Les résultats des deux études sont allés dans le même sens, ce qui a permis aux scientifiques de suggérer « que la baisse d’énergie pourrait faire partie d’une réponse homéostatique à l’absence de contact social ».

Ces résultats confirment la comparaison faite par les auteurs de l’étude : « Si nous ne mangeons pas pendant une période prolongée, il s’ensuit une série de processus biologiques qui créent une sensation de manque que nous appelons la faim. En tant qu’espèce sociale, nous avons également besoin des autres pour survivre. Il est prouvé qu’un manque de contact social induit dans notre cerveau une réaction de manque comparable à la faim, ce qui nous motive à renouer des liens ».

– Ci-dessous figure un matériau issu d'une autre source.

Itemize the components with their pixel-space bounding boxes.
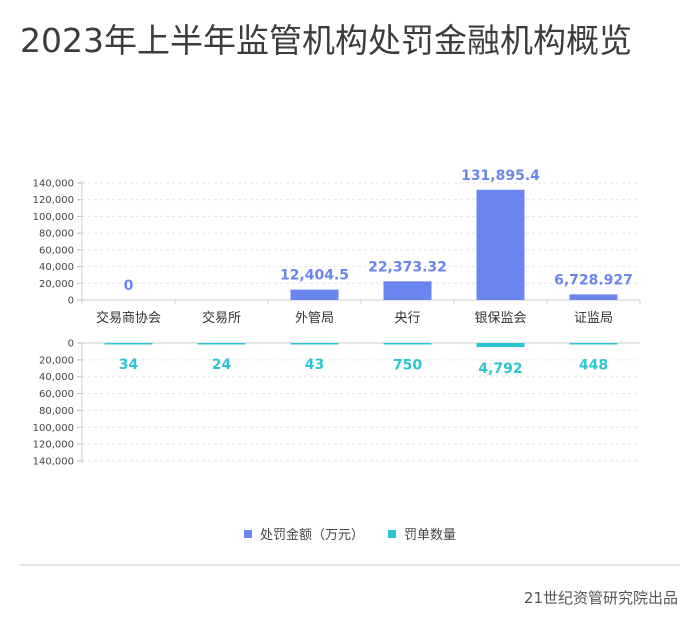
top-axis-tick-label: 40,000: [39, 262, 74, 273]
amount-data-label: 131,895.4: [461, 168, 540, 184]
footer-divider: [20, 564, 680, 566]
count-bar: [104, 343, 153, 345]
category-label: 银保监会: [474, 311, 526, 326]
legend-swatch-count: [388, 529, 396, 538]
count-data-label: 24: [212, 357, 232, 373]
count-data-label: 4,792: [478, 361, 522, 377]
amount-bar: [569, 294, 618, 300]
legend-label-count: 罚单数量: [404, 528, 457, 543]
amount-data-label: 0: [124, 278, 134, 294]
count-bar: [383, 343, 432, 345]
count-bar: [476, 343, 525, 348]
legend-swatch-amount: [243, 529, 252, 538]
category-label: 外管局: [295, 311, 334, 326]
bottom-axis-tick-label: 140,000: [33, 457, 74, 468]
count-bar: [197, 343, 246, 345]
page-title: 2023年上半年监管机构处罚金融机构概览: [20, 21, 632, 60]
category-label: 交易所: [202, 310, 241, 326]
count-bar: [290, 343, 339, 345]
top-axis-tick-label: 100,000: [33, 212, 74, 223]
top-axis-tick-label: 80,000: [39, 229, 74, 240]
bottom-axis-tick-label: 40,000: [39, 372, 74, 383]
top-axis-tick-label: 0: [68, 296, 74, 307]
count-data-label: 448: [579, 357, 608, 373]
bottom-axis-tick-label: 20,000: [39, 355, 74, 366]
legend-label-amount: 处罚金额（万元）: [259, 528, 364, 543]
bottom-axis-tick-label: 120,000: [33, 440, 74, 451]
top-axis-tick-label: 20,000: [39, 279, 74, 290]
category-label: 证监局: [574, 311, 613, 326]
top-axis-tick-label: 120,000: [33, 195, 74, 206]
legend-item-count[interactable]: 罚单数量: [388, 524, 456, 543]
amount-data-label: 22,373.32: [368, 259, 447, 275]
count-data-label: 34: [119, 357, 139, 373]
amount-bar: [383, 281, 432, 300]
count-data-label: 43: [305, 357, 324, 373]
bottom-axis-tick-label: 0: [68, 339, 74, 350]
count-data-label: 750: [393, 358, 422, 374]
top-axis-tick-label: 60,000: [39, 245, 74, 256]
amount-data-label: 12,404.5: [280, 268, 349, 284]
amount-bar: [290, 289, 339, 300]
count-bar: [569, 343, 618, 345]
category-label: 交易商协会: [96, 310, 161, 326]
top-axis-tick-label: 140,000: [33, 179, 74, 190]
amount-bar: [476, 189, 525, 300]
bottom-axis-tick-label: 100,000: [33, 423, 74, 434]
chart-legend: 处罚金额（万元） 罚单数量: [0, 524, 700, 543]
chart-svg: 0 20,000 40,000 60,000 80,000 100,000 120,000 1…: [33, 168, 641, 468]
bottom-axis-tick-label: 80,000: [39, 406, 74, 417]
source-credit: 21世纪资管研究院出品: [523, 589, 678, 607]
bottom-axis-tick-label: 60,000: [39, 389, 74, 400]
legend-item-amount[interactable]: 处罚金额（万元）: [243, 524, 364, 543]
category-label: 央行: [394, 311, 420, 326]
amount-data-label: 6,728.927: [554, 272, 633, 288]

Une perte qui dépend de la personnalité

Pour autant, certaines personnes ont mieux vécu l’expérience que d’autres. Les scientifiques ont ainsi notifié dans l’étude que les réactions étaient influencées par les traits de personnalité sociale des participants. L’étude réalisée dans les conditions de la maladie Covid-19 a montré que les personnes qui se qualifient de sociables ont eu une baisse d’énergie très importante lorsqu’ils étaient isolés, par rapport aux jours où ils avaient des interactions sociales.

À l’inverse, la baisse d’énergie est beaucoup plus faible chez les participants moins sociables, qui ont aussi mieux vécu l’expérience. Cela ne veut pas dire non plus qu’ils n’ont pas été affectés. Mais, en comparaison des participants très sociables, ils ont ressenti moins de fatigue.

Pour d'autres, l'isolement social est parfois mieux vécu // Source : Pixabay
Pour d’autres, l’isolement social est parfois mieux vécu. // Source : Pixabay

Cette analyse rejoint ce qui a été observé dans l’ensemble de la société pendant la pandémie, où certaines personnes, habituées à rester chez eux, ont profité du confinement pour se ressourcer. Ce qui n’a pas été le cas d’autres personnes qui ont vu leurs habitudes sociales bouleversées par l’obligation de rester chez soi.

Selon les auteurs de l’étude, ces résultats sont à prendre au sérieux. Si la baisse d’énergie fait « partie de notre réponse homéostatique au manque de contacts sociaux », c’est aussi « un précurseur potentiel de certains effets plus néfastes de l’isolement social à long terme ». Giorgia Silani, l’une des scientifiques qui a participé à l’étude, explique même que « le fait que nous observions cet effet même après une courte période d’isolement social suggère que le manque d’énergie pourrait être une réponse adaptative qui, à long terme, peut devenir inadaptée ».

Il y a toutefois quelques limites possibles : les auteurs n’excluent pas totalement le rôle de l’ennui dans les résultats — la façon dont le temps est occupé. « Il est possible que les participants les plus sociables aient décidé de s’abstenir d’interactions sociales les jours où ils se sentaient en manque d’énergie, et non que le manque d’interactions soit à l’origine du manque d’énergie », écrivent-ils aussi, « bien que ces possibilités ne s’excluent pas mutuellement, notre étude en laboratoire apporte des preuves en faveur de cette dernière interprétation ». C’est une étude basée sur des corrélations, et non des causalités directes, à ce stade des recherches.